Holtec International is a diversified energy technology company with its headquarters located in Jupiter on Florida’s “Treasure Coast.” The company is widely recognized as the foremost technology innovator in the field of carbon-free power generation, specifically commercial nuclear and solar energy.

To meet its expanding business needs, Holtec International built the 50 acre state-of-the art $260 million Krishna P. Singh Technology Campus on the Delaware River in the economically depressed city of Camden, NJ. This project has helped revitalize Camden, a former bastion of technology and manufacturing excellence, after five decades of decline. The  Camden Campus houses a technology center, a large manufacturing facility and a reactor test loop and several auxiliary buildings to support the ongoing development of Holtec’s small modular reactor, SMR-300. The company expects to train and employ over a thousand workers from Camden and vicinity, including war veterans, in the first two years of operation to rejuvenate the manufacturing base in the South Jersey region.

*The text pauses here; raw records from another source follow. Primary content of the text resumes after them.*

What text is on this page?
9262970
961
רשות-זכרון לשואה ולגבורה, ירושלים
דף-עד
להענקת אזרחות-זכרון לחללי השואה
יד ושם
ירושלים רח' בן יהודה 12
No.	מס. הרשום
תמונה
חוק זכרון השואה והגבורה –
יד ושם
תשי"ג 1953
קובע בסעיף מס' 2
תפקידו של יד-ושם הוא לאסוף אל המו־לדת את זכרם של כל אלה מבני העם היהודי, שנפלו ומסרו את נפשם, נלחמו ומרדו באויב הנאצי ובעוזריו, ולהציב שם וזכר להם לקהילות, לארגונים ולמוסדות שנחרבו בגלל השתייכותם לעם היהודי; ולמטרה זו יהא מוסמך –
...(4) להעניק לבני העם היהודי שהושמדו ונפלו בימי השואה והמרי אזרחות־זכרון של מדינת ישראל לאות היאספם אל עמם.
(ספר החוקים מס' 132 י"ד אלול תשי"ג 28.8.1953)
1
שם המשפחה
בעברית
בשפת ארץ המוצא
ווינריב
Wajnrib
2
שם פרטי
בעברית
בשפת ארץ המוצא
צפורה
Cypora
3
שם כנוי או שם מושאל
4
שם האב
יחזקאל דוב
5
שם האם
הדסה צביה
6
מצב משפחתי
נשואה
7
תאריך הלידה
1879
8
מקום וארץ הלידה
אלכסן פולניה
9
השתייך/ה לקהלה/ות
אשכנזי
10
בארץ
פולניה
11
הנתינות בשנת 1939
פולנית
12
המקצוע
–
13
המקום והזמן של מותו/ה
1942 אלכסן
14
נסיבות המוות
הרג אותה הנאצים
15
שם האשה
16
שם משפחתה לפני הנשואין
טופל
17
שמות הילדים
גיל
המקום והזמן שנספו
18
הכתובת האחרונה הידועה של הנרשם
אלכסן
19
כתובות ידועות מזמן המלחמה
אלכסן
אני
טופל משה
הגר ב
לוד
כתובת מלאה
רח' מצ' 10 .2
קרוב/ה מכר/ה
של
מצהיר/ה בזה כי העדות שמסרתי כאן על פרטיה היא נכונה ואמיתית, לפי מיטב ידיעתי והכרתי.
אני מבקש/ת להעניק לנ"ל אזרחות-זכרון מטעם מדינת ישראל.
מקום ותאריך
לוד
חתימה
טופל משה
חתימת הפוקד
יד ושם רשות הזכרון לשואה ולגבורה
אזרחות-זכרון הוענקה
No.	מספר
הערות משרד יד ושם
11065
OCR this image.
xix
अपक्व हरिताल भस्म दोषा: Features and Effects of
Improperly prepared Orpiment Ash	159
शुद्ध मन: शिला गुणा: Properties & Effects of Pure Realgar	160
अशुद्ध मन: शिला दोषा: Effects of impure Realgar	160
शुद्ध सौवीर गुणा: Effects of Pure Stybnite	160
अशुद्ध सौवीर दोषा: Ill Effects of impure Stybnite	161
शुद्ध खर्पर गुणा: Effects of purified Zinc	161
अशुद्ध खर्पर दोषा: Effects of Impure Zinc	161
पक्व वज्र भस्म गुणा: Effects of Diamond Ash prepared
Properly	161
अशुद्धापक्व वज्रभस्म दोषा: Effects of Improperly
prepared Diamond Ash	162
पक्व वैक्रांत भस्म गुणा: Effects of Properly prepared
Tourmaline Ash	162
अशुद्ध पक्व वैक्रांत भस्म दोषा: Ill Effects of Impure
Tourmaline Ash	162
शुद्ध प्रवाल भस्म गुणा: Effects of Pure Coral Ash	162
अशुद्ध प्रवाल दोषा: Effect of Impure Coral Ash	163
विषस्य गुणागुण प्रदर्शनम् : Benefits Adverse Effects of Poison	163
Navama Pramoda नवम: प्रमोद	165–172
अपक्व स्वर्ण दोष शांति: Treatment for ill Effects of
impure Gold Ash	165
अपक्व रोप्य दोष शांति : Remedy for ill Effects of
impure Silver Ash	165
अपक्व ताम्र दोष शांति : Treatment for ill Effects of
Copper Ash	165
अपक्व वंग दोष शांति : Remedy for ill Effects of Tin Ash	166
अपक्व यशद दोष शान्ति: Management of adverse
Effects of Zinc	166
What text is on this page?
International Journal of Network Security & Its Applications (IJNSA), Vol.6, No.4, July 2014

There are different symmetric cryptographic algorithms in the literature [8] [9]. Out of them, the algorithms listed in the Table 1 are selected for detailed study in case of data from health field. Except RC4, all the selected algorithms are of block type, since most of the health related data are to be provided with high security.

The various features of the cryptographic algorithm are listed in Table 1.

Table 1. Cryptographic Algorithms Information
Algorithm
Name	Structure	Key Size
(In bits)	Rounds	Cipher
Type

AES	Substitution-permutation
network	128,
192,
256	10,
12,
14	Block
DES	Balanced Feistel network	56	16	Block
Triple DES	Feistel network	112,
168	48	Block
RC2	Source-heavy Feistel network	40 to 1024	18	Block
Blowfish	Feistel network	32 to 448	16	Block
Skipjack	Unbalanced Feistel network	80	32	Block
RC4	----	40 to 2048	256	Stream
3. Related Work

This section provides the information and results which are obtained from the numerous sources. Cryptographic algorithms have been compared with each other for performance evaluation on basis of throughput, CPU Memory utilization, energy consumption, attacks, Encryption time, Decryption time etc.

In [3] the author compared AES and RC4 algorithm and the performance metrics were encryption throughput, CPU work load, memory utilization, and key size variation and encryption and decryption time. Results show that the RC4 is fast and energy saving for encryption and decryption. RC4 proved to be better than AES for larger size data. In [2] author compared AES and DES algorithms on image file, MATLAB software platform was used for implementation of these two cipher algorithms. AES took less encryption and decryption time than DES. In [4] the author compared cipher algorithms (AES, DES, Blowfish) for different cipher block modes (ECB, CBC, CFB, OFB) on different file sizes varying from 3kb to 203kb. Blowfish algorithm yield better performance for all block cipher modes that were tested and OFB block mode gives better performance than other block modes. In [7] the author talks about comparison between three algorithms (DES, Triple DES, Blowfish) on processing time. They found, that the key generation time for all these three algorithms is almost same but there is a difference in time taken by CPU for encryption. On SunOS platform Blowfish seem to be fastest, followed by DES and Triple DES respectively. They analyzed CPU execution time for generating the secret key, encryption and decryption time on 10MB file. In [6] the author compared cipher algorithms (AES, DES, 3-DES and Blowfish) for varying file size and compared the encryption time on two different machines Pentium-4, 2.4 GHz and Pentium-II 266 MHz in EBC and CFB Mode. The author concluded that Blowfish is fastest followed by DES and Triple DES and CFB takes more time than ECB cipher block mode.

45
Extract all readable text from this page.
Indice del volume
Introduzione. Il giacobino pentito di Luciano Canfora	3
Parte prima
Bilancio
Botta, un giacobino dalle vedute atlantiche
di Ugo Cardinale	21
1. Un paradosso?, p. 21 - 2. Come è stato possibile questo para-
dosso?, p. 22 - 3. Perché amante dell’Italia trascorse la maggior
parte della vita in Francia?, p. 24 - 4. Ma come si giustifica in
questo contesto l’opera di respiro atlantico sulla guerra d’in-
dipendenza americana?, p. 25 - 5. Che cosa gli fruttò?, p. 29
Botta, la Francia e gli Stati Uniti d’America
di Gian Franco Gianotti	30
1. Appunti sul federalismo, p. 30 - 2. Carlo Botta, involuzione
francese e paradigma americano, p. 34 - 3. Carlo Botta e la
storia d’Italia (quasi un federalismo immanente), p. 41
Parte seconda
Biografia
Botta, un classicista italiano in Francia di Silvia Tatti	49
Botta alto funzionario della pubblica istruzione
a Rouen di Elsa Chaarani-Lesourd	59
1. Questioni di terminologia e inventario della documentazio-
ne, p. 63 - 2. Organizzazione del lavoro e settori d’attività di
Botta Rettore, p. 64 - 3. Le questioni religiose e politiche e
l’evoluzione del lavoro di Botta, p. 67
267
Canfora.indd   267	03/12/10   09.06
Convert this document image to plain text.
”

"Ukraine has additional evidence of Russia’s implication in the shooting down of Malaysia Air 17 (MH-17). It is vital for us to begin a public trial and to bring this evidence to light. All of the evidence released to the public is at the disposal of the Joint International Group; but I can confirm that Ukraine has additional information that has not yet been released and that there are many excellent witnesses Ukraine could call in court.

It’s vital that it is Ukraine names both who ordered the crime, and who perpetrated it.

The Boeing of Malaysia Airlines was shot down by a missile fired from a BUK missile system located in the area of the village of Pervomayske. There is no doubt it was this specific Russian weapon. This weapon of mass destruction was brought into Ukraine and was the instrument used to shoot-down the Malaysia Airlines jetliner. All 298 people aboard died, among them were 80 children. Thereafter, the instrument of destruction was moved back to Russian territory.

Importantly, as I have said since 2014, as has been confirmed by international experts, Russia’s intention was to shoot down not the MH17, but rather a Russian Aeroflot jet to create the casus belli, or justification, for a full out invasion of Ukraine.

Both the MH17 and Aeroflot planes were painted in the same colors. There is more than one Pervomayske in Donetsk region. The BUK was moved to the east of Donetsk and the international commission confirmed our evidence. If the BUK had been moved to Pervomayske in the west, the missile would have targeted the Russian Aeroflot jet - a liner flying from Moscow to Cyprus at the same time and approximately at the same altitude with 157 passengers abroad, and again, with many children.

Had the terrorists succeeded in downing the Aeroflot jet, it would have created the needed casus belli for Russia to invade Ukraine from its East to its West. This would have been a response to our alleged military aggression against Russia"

The company’s corporate credo, “A Generation Ahead by Design” has guided Holtec’s business initiatives since the company’s founding in the mid-eighties. In practical terms, it means meeting the emerging needs of the industry through innovation.

Among the many examples to industry leadership through innovation is Holtec’s HI-STORM UMAX technology which provides underground storage of used nuclear fuel that is unperturbed by flood, high water table, tsunamis, or hurricanes, and is seen by the industry observers as the ultimate foil to the kind of terror that struck on 9/11.

A great bulk of the company’s business backlog consists of turnkey undertakings wherein Holtec develops the design of a device or a system, secures its certification by appropriate government authorities, effectuates all required manufacturing, and finally, executes on-site installation, testing, and commissioning.

Since 2010, Holtec has been engaged in the development of a walk-away safe small modular reactor that the Company hopes will re-validate its reputation as the developer of transformative technologies. Through SMR-300, the Company aims for nothing short of remaking nuclear energy by making it a benign and unconditionally safe source of power for people and businesses everywhere.

Another principal product line of the company is the supply of a wide variety of heat exchange equipment to all segments of the power industry, including the nuclear, cogeneration, and resource recovery sectors. Over 120 power plants in four continents employ Holtec-supplied main steam surface condensers and feed water heaters. A great many auxiliary heat exchangers used in the presently operating NSSS systems are of Holtec’s design.

Enabling the energy industry to produce power safely and in harmony with the environment underlies Holtec’s decades old commitment to serve the power industry. A similar sense of commitment to the environment has been behind the company’s program, launched in 2003, to develop the air-cooled condenser technology that relies on air rather than water as the heat sink to run power plants. Reduced reliance on water, an increasingly precious resource in many parts of the world, is clearly an emerging societal need, and therefore, a suitable corporate calling for Holtec International.

Holtec’s management cherishes the company’s unblemished record of performance (no client litigation, no long-term debt, no unprofitable fiscal year, and no client call on any posted bond, etc.) that has enabled the banks and insurance companies to view Holtec as a zero-risk borrower.